Mais de 1,5 milhão de muçulmanos chegaram à cidade saudita de Meca para a grande peregrinação anual do Islã, ofuscada neste ano pela guerra em Gaza.
Embora os ritos oficiais do 'hajj' só comecem na sexta-feira (14), na Grande Mesquita de Meca, muitos fiéis vestidos de branco já começaram a dar voltas ao redor da Kaaba, a estrutura cúbica preta em direção à qual todos os muçulmanos rezam.
"É magnífico", disse Mariam Comate, uma mulher de 48 anos que viajou de Abidjan, na Costa do Marfim. "Quando vi a Kaaba pela primeira vez, fiquei estupefata", comentou.
Dados divulgados pelas autoridades sauditas, mais de 1,5 milhão de peregrinos chegaram do exterior à cidade sagrada do Islã, onde as temperaturas devem atingir 44ºC nos próximos dias.
A peregrinação à Meca é um dos cinco pilares do Islã, que todo fiel deve cumprir ao menos uma vez na vida se tiver os recursos para a viagem.
- "Ira" -
A celebração anual é ofuscada pela guerra entre Israel e Hamas na Faixa de Gaza, que começou em outubro com o ataque sem precedentes do movimento islamista palestino no sul do território israelense.
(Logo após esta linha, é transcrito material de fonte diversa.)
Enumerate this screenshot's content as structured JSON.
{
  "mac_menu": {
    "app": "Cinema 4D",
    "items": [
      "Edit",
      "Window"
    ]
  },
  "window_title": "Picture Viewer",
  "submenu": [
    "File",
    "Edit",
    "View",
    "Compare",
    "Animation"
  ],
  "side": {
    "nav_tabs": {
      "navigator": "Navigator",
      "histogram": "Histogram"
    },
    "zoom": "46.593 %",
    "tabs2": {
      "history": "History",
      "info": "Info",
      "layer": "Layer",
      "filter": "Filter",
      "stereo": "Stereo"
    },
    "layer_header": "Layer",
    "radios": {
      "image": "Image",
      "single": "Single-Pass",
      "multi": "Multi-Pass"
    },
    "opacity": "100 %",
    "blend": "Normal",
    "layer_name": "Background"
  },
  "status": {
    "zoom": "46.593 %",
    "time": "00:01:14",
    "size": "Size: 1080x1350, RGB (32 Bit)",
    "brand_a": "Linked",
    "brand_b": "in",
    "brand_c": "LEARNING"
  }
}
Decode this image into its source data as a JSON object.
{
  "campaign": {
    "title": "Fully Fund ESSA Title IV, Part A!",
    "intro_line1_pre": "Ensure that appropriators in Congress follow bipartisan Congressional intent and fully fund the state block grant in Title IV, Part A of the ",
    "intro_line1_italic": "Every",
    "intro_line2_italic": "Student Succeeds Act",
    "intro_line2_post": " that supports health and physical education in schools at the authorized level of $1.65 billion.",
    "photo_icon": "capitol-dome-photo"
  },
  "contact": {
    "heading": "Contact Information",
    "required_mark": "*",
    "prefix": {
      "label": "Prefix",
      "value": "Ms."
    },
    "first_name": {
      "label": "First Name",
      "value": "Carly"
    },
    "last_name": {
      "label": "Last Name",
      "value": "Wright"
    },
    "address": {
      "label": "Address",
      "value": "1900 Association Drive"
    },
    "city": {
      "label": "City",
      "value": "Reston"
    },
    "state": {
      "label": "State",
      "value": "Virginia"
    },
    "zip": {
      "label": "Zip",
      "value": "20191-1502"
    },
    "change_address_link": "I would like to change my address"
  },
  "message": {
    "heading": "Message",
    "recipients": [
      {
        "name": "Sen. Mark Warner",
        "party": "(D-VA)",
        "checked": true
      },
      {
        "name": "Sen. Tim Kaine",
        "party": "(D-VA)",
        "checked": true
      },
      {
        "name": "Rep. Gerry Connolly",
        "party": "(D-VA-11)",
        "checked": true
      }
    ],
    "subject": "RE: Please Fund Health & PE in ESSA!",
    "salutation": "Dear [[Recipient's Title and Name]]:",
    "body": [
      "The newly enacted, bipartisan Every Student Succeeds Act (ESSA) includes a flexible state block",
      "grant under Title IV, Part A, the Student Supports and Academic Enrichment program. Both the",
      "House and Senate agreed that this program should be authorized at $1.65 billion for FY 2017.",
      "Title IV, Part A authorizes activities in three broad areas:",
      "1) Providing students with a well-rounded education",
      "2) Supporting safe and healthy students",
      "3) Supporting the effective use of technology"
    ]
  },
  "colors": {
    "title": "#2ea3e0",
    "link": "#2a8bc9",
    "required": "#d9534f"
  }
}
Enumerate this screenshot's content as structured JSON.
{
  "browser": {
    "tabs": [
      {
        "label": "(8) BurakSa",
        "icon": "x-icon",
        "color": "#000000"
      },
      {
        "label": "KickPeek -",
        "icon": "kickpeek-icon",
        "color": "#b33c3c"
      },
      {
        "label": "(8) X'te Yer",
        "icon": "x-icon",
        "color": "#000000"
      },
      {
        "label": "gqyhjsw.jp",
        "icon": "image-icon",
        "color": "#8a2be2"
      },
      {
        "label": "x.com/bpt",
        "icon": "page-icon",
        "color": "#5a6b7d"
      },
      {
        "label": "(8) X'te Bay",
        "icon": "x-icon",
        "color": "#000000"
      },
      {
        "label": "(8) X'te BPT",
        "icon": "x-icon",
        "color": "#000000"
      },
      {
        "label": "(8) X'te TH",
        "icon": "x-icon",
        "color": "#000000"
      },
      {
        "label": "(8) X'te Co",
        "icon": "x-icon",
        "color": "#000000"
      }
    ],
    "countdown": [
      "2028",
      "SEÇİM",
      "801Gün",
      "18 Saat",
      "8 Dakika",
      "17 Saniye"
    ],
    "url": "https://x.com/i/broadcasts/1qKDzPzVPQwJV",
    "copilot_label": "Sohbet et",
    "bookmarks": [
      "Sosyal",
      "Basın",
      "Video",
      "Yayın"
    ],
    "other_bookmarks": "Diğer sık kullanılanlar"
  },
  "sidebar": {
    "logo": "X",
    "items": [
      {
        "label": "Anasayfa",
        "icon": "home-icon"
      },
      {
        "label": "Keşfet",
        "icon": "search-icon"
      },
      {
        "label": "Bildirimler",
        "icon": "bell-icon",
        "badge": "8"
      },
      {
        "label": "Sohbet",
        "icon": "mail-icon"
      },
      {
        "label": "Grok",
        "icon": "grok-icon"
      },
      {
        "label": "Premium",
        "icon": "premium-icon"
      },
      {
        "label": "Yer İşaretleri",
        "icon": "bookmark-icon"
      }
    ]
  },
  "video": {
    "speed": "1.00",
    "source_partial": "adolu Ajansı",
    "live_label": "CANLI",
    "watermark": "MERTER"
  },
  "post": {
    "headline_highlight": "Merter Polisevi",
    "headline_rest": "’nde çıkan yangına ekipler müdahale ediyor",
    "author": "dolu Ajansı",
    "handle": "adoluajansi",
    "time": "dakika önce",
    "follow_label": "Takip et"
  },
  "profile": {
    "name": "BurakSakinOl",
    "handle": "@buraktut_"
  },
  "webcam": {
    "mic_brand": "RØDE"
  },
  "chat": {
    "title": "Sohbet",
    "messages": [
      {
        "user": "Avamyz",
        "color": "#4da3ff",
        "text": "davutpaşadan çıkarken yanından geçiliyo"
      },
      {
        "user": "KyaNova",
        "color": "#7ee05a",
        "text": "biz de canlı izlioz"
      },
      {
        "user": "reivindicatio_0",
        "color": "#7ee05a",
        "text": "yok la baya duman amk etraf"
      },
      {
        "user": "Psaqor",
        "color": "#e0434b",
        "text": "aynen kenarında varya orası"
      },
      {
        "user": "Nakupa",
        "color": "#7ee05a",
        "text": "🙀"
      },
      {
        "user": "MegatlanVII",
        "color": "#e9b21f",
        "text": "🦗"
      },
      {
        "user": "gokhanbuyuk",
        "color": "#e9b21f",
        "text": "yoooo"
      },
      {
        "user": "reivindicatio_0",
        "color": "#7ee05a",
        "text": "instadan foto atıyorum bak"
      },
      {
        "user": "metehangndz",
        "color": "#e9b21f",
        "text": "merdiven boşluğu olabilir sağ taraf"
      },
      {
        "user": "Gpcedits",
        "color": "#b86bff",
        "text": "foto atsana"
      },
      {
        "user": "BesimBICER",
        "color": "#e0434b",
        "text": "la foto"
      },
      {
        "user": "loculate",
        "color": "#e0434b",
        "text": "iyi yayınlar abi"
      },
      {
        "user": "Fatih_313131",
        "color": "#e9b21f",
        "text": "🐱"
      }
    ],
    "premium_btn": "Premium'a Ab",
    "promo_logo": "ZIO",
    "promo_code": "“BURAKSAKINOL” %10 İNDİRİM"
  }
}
O conflito "provoca muita ira no mundo muçulmano" e pode gerar expressões de solidariedade que não serão do agrado de Riad, destaca Umer Karim, especialista em política saudita da Universidade de Birmingham, no Reino Unido.
A monarquia saudita anunciou esta semana que receberá como peregrinos quase mil parentes de vítimas da guerra, o que eleva a 2 mil o número de palestinos que estarão em Meca.
Ao mesmo tempo, o ministro responsável pelo evento, Tawfiq al Rabiah, advertiu que "nenhuma atividade política" será tolerada no hajj, que deve ser dedicado exclusivamente às orações.
Ao contrário de outros países muçulmanos, a Arábia Saudita nunca reconheceu Israel, mas a normalização das relações entre as nações estava em análise antes da guerra.
Mesmo depois do ataque de 7 de outubro e da ofensiva de represália israelense, Riad continua o diálogo com Washington sobre um eventual reconhecimento, agora condicionado à criação de um Estado palestino.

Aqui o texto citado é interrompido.